9. The pumped storage information price release and management system based on cloud-edge collaboration according to claim 1, characterized in that: The system also includes: The tiered price information release module determines the task distribution rhythm according to the data update cycle label and monitoring task sequence planned in the zonal price management task center, locates edge nodes, scans the network response status and task queue length of the target edge nodes, routes instructions to edge units, executes data distribution according to the list, tracks feedback status and archives it, and generates a master table for pumped storage information price release and management. The master table for the release and management of pumped storage information prices includes task execution records, node feedback status, information price data entries, periodic scheduling results, and cloud-based archive indexes.

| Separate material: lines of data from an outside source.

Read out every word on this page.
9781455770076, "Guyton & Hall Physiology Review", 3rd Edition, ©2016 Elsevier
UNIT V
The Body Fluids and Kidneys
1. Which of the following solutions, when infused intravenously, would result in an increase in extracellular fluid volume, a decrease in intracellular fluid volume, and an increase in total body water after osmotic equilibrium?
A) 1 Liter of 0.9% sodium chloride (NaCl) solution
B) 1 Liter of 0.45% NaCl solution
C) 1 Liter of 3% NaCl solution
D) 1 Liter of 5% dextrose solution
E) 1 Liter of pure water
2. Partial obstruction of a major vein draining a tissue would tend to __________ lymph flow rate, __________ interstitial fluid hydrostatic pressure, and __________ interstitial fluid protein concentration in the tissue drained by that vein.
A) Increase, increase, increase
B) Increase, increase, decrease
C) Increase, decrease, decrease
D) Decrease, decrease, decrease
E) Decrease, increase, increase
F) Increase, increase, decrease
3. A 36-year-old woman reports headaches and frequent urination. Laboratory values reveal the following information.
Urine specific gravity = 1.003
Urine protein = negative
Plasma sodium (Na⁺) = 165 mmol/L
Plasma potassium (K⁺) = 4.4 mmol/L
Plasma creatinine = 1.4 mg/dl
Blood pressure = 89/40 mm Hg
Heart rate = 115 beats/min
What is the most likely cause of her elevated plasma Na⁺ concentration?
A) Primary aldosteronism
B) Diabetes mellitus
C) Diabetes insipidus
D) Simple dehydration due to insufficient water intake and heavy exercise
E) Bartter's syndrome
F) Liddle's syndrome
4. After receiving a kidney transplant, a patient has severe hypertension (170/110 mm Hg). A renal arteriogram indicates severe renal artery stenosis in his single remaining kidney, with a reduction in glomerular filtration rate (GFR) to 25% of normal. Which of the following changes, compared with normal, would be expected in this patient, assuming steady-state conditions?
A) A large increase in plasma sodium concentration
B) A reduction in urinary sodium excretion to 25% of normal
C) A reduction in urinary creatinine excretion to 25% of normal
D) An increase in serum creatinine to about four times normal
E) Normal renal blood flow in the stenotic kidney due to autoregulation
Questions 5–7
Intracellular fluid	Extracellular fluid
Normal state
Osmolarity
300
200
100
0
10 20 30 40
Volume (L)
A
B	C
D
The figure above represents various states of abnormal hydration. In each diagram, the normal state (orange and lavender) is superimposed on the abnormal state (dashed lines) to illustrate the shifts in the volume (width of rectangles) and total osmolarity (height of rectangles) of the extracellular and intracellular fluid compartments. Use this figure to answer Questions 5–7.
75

10. The pumped storage information price release and management system based on cloud-edge collaboration according to claim 9, characterized in that: The hierarchical price information publishing module includes a periodic scheduling and planning submodule, a task routing and execution submodule, and a feedback and archiving submodule. The periodic scheduling and planning submodule obtains the data update period label and monitoring task order of the planned partition price management task set, calls the component to identify the region and equipment topology relationship in the mapping set, judges the task distribution rhythm based on the period label and divides the partition execution window, calculates the period length and window intersection interval, locates the physical edge node corresponding to each task partition, and establishes a partition-to-node mapping table in combination with the task order to generate a periodic task mapping set. The task routing execution submodule, based on the periodic task mapping set, starts the cloud publishing control center, scans the network response status and task queue length of the target edge nodes, calculates the task priority value according to the node response time and task occupancy, performs matching judgment according to the priority value and task order, routes the update instruction to the corresponding edge computing unit, executes the information price data distribution operation in the scheduling list in sequence, and generates a node scheduling result set. The feedback and archiving submodule monitors the reception and confirmation status of each edge node for update instructions and the written feedback content based on the node scheduling result set, calculates the feedback delay and confirmation ratio, compares the records with the status registration of the corresponding tasks in the cloud database, filters nodes whose delay exceeds the feedback threshold and re-identifies the feedback entries, integrates the synchronization records of all edge nodes and archives them according to the execution sequence, and generates a master table for pumped storage information price release and management.